Netflix: For anyone who loves Netflix originals
We begin with the big daddy of streaming platforms. It’s definitely a hard one to look past for the most of us, with a massive collection of well over 4000 movies to binge on. It’s not just quantity here either, but quality; Netflix holds the highest number of Rotten Tomatoes’ “Certified Fresh” films of the lot, if that matters to you.
In recent years, Netflix has made itself a household name not just with its handsome collection of movies, but its Netflix Originals. Stranger Things, Orange is the New Black, Black Mirror, The Crown – so many of the latest and greatest series are produced by Netflix. And with recent ventures like Netflix’s Roma winning Academy Awards, they’ve made themselves a name to be taken seriously. We can only expect it to get even better from here.
On top of shows, Netflix offers some flexibility in terms of pricing and offerings too. Its premium subscription will cost you $15.99/month but gives you up to four concurrent streams at 4K. The basic plan, at $8.99, lets you stream standard-definition content on a single device.
Netflix lets you download most of its shows on your devices too, so you can save yourself some data while on the go. While it’s worth noting that many of its titles don’t stay on its shelves forever, this one is hard to beat.
Hulu: For TV die-hards
This is what you’re missing out with Hulu: You don’t get a broad range of 4K films, there are some ads despite paying for the subscription and you can’t download any content to watch offline.
But the good news for TV die-hards: Hulu tends to get the latest episodes of current shows right after their TV debuts, while Netflix and the lot may only acquire them months after they show on telly. And on top of its colorful list of household movies and shows, it features a live TV option too if you buy its $44.99/month bundle, with over 60 channels like ESPN, Disney, Fox, CNN and the lot.
Bundles like these are really to completely replace the cable-network that currently supplies your TV with channels. If that’s beyond your TV budget, it’s other streaming-only plans begin at a generous $5.99, but with ads.
With the exception of The Handmaid’s Tale, Hulu’s originals frankly haven’t made a cultural impact the way Netflix’s original series have. But you’re really here for the TV shows.
Amazon Prime Video: Anyone with a Prime membership
Amazon’s plan is pretty clever. With Amazon Prime, Jeff Bezos’ company has managed to sneak its video streaming service onto many devices and homes. People use Amazon all the time, so it makes sense to bump up to Prime for all its benefits – and it just so happens to have a perfectly competent streaming platform. Suddenly people are asking: do I still need that Netflix subscription?
If you’re not on Prime, Amazon’s video service will do $8.99 of damage a month. And for that, you get an extensive library of films and shows, albeit lacking the depth of Netflix’s.
It’s venture into original content has received much praise too, with high profile series like Homecoming, The Grand Tour and the Marvelous Mrs Maisel that may not match Netflix in terms of quantity, but certainly quality. Families are also more likely to find content for their kids here.
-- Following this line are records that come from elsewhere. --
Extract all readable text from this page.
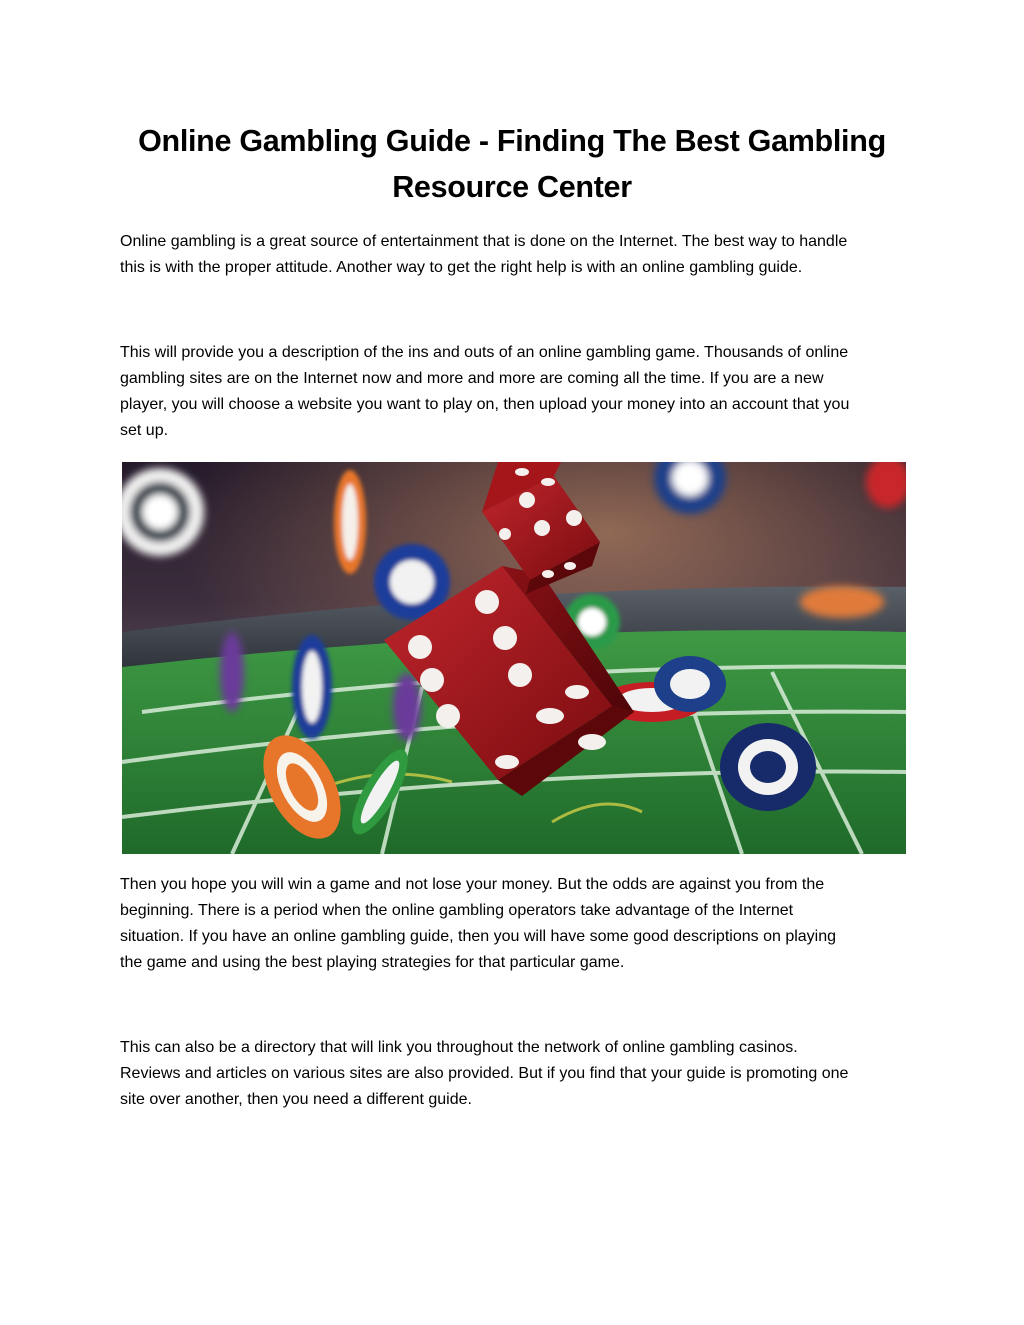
Online Gambling Guide - Finding The Best Gambling
Resource Center

Online gambling is a great source of entertainment that is done on the Internet. The best way to handle
this is with the proper attitude. Another way to get the right help is with an online gambling guide.

This will provide you a description of the ins and outs of an online gambling game. Thousands of online
gambling sites are on the Internet now and more and more are coming all the time. If you are a new
player, you will choose a website you want to play on, then upload your money into an account that you
set up.

Then you hope you will win a game and not lose your money. But the odds are against you from the
beginning. There is a period when the online gambling operators take advantage of the Internet
situation. If you have an online gambling guide, then you will have some good descriptions on playing
the game and using the best playing strategies for that particular game.

This can also be a directory that will link you throughout the network of online gambling casinos.
Reviews and articles on various sites are also provided. But if you find that your guide is promoting one
site over another, then you need a different guide.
Deals with Viacom have granted Prime Video access to shows from Nickelodeon, Comedy Central and other channels that the kids will love.
On the tech side, most films offer 4K and HDR viewing on up to three devices, with offline viewing to save you data. Amazon Prime Video may not be the cheapest of the lot (that crown belongs to Hulu), but if you happen to do quite a bit of online shopping and watch a handful of shows, perhaps this is the stone that kills the two birds.
So there we have it: the three big players analyzed and figured out. For most of us, Netflix looks to be the way to go. It has the largest library and its FOMO-inducing originals that everyone is talking about makes it quite irresistible.
But Amazon’s made a strong case for itself in recent years. With all the benefits that come with a Prime membership – free Kindle books, 2-day delivery, Amazon Music Unlimited – you may find that you already have Prime Video conveniently available. And if you’re not all about Netflix’s original content, that may just be enough for your TV entertainment needs.